Publié le 26 septembre 2008 par Jean-Marie Le Ray

L'un des premiers critères pour tenter d'appréhender le monde qui nous entoure, extrêmement complexe, confus et chaotique, c'est de savoir décrypter l'information.
Mais contrairement à ce que l'on pourrait penser, l'information n'est pas collective, elle est individuelle. C'est un peu comme le marketing, où l'on est passé du marketing de masse pré-Internet au marketing one-to-one sur Internet.
Pour l'info, c'est pareil. Car avant, même si 10, 100 ou 1000 personnes recevant la même information en avaient 10, 100 ou 1000 perceptions diverses, cette info était généralement formatée, à la limite seule changeait la couleur politique des producteurs d'infos, mais les maquettes étaient pratiquement identiques. Autant dans la presse qu'à la télé ou à la radio.
Or voilà qu'Internet fait tout voler en éclat, les modèles traditionnels se retrouvent brusquement en miettes et l'infobésité nous submerge, où « la masse liquide de l’information s’accroît de façon exponentielle », en générant « d’une part le bruit – trop d’informations tue l’information – et de l’autre le silence – ce que je cherche existe, je le sais, c’est là quelque part, mais je ne le trouve pas. Avec au final une réponse trop souvent inaudible, et un utilisateur désorienté, submergé par la profusion informationnelle. »
Pour lire et interpréter l'information, désormais il n'y a plus UNE piste possible, formatée ou non, mais 10, 100 ou 1000 parcours dynamiques, y compris pour une seule et même personne, prise à des moments différents et dans des circonstances diverses.
D'où la nécessité d'apprendre à affiner le rapport signal-bruit :

nous devons pondérer et apprendre à extraire l'info utile au moment opportun : (...) l'énorme masse de stimuli qui nous envahit en permanence (Internet, radio, télé, journaux, pubs, etc.) est peuplée de bruits informationnels, dont je dois extrapoler les signaux forts qui vont servir à me forger une opinion, à prendre une décision, et ainsi de suite.

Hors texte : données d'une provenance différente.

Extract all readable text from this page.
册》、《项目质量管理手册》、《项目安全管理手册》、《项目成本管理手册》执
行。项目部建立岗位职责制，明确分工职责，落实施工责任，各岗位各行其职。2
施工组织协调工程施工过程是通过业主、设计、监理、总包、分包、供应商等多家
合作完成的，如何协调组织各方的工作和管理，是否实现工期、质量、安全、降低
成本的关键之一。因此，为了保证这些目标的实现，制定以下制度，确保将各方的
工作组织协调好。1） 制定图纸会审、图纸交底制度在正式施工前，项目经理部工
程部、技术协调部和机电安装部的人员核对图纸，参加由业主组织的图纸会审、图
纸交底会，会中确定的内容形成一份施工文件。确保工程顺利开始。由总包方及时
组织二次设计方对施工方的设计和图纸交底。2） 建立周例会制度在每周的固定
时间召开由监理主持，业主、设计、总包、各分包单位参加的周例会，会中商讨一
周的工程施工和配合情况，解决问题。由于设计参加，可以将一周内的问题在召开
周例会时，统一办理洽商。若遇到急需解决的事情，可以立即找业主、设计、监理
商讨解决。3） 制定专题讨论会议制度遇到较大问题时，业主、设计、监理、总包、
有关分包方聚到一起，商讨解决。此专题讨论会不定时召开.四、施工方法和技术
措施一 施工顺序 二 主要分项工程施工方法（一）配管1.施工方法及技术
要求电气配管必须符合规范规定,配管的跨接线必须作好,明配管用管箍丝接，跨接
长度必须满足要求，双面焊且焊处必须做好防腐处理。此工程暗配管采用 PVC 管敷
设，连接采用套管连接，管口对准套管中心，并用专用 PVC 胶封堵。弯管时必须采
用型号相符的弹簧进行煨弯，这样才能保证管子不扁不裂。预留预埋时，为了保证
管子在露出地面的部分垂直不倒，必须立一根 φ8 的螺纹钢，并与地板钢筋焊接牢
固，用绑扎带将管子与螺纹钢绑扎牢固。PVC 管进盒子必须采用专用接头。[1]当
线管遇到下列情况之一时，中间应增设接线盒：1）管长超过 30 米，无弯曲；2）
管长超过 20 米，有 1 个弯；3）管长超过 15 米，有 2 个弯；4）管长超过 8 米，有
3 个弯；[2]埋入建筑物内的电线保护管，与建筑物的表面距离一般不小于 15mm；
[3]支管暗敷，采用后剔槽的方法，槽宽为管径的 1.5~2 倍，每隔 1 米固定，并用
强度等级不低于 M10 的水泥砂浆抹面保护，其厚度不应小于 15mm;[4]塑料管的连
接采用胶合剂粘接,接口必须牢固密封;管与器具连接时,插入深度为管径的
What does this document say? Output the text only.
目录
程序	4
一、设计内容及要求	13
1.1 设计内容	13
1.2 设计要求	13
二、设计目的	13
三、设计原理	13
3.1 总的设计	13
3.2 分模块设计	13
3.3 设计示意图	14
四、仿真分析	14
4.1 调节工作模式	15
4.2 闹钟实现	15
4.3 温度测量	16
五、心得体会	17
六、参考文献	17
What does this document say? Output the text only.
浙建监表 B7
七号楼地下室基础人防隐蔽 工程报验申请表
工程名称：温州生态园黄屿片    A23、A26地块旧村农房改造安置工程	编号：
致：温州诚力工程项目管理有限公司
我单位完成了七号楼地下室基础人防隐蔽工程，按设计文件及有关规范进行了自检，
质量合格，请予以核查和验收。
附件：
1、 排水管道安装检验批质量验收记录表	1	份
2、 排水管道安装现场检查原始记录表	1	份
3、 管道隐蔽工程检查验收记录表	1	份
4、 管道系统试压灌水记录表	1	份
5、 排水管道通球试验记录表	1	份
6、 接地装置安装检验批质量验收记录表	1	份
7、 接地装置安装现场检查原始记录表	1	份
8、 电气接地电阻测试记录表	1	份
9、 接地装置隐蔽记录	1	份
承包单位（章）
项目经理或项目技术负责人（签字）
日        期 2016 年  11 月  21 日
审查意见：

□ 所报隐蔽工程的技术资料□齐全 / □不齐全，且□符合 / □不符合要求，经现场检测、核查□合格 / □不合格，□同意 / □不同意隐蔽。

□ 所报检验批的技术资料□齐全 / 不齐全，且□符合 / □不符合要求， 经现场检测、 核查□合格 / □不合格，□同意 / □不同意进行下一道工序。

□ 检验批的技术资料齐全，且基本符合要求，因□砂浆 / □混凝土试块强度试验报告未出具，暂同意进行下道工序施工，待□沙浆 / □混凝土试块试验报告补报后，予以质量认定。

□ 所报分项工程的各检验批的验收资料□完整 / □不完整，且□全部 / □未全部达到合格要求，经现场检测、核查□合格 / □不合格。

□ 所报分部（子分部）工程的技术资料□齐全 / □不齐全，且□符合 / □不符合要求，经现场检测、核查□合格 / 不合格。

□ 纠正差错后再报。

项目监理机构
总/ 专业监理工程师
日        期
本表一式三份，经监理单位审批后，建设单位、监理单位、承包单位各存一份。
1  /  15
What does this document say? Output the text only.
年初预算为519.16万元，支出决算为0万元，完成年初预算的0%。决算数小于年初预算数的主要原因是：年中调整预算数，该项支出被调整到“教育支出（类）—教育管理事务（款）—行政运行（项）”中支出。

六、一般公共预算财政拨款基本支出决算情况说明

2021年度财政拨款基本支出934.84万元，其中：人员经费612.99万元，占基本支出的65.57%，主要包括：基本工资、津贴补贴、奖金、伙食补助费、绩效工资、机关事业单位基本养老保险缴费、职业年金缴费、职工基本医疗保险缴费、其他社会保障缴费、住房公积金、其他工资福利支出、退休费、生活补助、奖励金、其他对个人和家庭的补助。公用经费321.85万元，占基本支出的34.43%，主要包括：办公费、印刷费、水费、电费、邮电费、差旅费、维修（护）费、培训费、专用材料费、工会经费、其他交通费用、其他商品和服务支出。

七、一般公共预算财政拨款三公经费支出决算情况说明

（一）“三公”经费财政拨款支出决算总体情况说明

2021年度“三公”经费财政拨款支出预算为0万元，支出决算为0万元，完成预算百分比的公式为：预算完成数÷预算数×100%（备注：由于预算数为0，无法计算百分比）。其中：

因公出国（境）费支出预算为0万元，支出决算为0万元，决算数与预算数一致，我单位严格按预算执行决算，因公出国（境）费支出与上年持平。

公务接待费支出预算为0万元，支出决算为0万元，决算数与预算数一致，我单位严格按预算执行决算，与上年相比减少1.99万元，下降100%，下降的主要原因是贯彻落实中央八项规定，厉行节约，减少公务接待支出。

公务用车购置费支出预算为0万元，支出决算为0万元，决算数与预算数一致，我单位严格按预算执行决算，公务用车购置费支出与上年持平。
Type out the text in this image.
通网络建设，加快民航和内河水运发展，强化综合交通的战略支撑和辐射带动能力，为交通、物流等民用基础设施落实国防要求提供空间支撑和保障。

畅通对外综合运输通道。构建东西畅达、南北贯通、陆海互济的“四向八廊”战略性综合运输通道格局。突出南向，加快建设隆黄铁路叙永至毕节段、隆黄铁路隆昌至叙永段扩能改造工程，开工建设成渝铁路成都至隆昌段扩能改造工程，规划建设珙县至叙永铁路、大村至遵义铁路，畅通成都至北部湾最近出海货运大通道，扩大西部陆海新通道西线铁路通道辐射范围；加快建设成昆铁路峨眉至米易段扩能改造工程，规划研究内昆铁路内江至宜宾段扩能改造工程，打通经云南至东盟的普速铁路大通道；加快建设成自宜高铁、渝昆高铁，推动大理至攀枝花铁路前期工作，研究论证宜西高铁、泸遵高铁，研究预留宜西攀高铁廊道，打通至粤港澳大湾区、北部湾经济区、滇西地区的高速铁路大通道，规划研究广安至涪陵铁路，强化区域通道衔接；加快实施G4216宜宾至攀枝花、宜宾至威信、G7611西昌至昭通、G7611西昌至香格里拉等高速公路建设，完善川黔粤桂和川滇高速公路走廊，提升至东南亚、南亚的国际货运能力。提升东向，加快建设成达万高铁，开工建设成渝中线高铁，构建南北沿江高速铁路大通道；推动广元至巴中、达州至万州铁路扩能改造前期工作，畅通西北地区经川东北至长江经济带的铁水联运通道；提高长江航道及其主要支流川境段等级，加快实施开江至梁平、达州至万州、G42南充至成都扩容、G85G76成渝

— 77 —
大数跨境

Les anglo-saxons appellent cela l'Information literacy :

expression ... construite d'après literacy (alphabétisation), en partant du principe qu'il était aussi important de savoir trouver, critiquer et utiliser l'information dans la société de l'information que de savoir lire et écrire dans la société industrielle.

Et comme toujours lorsqu'il s'agit de traduire d'une langue à l'autre des termes recouvrant des concepts complexes, aucune expression française équivalente ne s'est encore imposée

 :

  • alphabétisation informationnelle
  • culture de l'information
  • compétence informationnelle
  • infocompétence
  • maîtrise de l'information
  • littératie
  • littératie numérique

La littératie est ainsi définie par l'OCDE (PDF, 1,4 Mo) :

Aptitude à comprendre et à utiliser l’information écrite dans la vie courante, à la maison, au travail et dans la collectivité en vue d’atteindre des buts personnels et d’étendre ses connaissances et ses capacités.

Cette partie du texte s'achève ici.